2018 Fiscal Year Annual Research Report
Development of direction sensitive dark matter detectors using anisotropic inorganic crystal scintillators
Project/Area Number |
15K13478
|
Research Institution | The University of Tokyo |
Principal Investigator |
関谷 洋之 東京大学, 宇宙線研究所, 准教授 (90402768)
|
Co-Investigator(Kenkyū-buntansha) |
吉川 彰 東北大学, 金属材料研究所, 教授 (50292264)
黒澤 俊介 東北大学, 未来科学技術共同研究センター, 准教授 (80613637)
|
Project Period (FY) |
2015-04-01 – 2019-03-31
|
Keywords | 暗黒物質 / シンチレーター / 素粒子実験 / 宇宙線 / 方向感度 |
Outline of Annual Research Achievements |
最終年度において、ZnWO4シンチレータの暗黒物質に対する入射方向感度の有無を検証するべく、中性子を用いたクエンチングファクターの測定を実施した。

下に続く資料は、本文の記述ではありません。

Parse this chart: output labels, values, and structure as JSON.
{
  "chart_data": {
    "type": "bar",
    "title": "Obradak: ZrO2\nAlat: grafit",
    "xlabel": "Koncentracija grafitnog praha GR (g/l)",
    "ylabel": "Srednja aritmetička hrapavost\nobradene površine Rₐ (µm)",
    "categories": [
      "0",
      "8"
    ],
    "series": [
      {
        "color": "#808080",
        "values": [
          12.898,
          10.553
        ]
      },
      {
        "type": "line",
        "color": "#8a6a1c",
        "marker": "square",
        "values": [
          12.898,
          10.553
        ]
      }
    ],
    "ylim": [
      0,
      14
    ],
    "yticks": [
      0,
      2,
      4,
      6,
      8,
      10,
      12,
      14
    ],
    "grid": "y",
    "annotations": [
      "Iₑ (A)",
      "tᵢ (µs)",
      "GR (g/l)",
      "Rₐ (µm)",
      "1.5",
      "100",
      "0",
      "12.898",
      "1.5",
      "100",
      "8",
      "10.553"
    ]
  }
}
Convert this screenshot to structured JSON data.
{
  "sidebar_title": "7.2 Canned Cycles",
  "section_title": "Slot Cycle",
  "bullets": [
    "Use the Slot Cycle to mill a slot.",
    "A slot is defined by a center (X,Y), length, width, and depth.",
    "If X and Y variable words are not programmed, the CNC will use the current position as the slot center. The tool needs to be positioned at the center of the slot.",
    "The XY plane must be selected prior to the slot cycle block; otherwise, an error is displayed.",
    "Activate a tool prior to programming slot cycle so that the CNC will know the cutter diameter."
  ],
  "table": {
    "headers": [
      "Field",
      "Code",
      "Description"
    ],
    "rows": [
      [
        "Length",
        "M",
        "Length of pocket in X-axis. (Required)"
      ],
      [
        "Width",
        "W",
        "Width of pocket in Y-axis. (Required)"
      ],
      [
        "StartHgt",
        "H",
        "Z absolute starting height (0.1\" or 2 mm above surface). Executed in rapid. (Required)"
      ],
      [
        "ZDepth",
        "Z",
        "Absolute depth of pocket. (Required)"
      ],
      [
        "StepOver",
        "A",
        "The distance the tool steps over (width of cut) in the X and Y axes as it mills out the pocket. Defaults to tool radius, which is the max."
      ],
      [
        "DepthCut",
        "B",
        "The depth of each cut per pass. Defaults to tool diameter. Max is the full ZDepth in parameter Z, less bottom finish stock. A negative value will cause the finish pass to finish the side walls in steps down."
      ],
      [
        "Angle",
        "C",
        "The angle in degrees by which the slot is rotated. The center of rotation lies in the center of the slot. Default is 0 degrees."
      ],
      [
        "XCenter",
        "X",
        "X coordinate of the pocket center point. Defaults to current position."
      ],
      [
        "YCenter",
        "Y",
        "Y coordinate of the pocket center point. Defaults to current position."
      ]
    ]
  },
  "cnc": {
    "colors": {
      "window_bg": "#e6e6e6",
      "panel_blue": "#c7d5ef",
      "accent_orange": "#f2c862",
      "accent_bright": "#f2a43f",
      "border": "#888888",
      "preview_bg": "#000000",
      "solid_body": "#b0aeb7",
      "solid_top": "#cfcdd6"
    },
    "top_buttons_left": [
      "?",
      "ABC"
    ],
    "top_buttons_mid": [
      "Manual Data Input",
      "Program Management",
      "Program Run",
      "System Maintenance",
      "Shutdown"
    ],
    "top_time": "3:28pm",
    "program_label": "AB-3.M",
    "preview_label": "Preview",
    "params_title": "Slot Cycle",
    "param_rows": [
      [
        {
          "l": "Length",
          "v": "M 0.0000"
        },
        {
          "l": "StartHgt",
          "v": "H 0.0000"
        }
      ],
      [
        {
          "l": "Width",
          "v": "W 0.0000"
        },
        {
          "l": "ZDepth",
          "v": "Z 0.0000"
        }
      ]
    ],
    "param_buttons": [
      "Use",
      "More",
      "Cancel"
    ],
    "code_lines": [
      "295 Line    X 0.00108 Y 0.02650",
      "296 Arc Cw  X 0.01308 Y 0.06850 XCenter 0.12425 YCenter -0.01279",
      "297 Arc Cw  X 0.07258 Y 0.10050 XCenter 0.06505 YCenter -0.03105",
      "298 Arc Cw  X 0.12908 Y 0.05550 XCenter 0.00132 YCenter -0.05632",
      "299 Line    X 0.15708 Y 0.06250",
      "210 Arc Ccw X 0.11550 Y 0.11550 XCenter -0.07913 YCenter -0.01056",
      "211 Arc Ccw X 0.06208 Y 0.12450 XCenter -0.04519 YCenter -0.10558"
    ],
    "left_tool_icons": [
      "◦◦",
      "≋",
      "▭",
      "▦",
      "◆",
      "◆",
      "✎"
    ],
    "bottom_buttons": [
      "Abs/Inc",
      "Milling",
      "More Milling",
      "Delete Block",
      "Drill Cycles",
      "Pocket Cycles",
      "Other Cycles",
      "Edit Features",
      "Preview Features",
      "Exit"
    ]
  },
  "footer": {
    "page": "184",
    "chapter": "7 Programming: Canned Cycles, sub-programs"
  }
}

クエンチングファクターは、結晶への入射エネルギーと実際の発光量の比である。 まず、改めて昨年度同様ロシアニコラエフ研究所でZnWO4結晶の製作を依頼した。このロシア結晶は、イタリアDAMAグループ(ADAMO)が40%程度の異方性があると報告したものと同一のインゴットで製作した結晶から光学軸になるべく垂直になるように切り出したものである。2㎝角の立方体にカットした結晶を東北大学の金属材料研究所にて5軸X線回折計ATX-G(RIGAKU)を用いて結晶面を同定した。この新しい結晶に241AmをZnWO4結晶の各面から照射し、結晶の光学軸に垂直な面(B 面) と、もう一面(A 面) の2 面について5.5MeV 線に対するクエンチングファクターを求め、その異方性を測定した。B面、A面のクエンチングファクターの値はそれぞれ0.189±0.005、0.162±0.005 となり、14.1% の異方性が確認できた。 そして、産業技術総合研究所の放射能中性子標準研究グループの4MV ペレトロン加速器による単色中性子ビームを用いた照射実験を行なった。中心値0.885MeV のほぼ単色中性子ビームをZnWO4 結晶のB 面・A 面に照射し、中性子をZnWO4 結晶の原子核により散乱させた。この測定によりZnWO4結晶内の酸素原子核の150keV 原子核反跳に対する各面のクエンチングファクターを測定した。得られたB 面、A 面それぞれのクエンチングファクターは0.150±0.003、0.129±0.003 であり、14.0% の異方性が存在することを確認した。 以上の研究により、ZnWO4結晶が暗黒物質の方向感度検出器であることを証明した。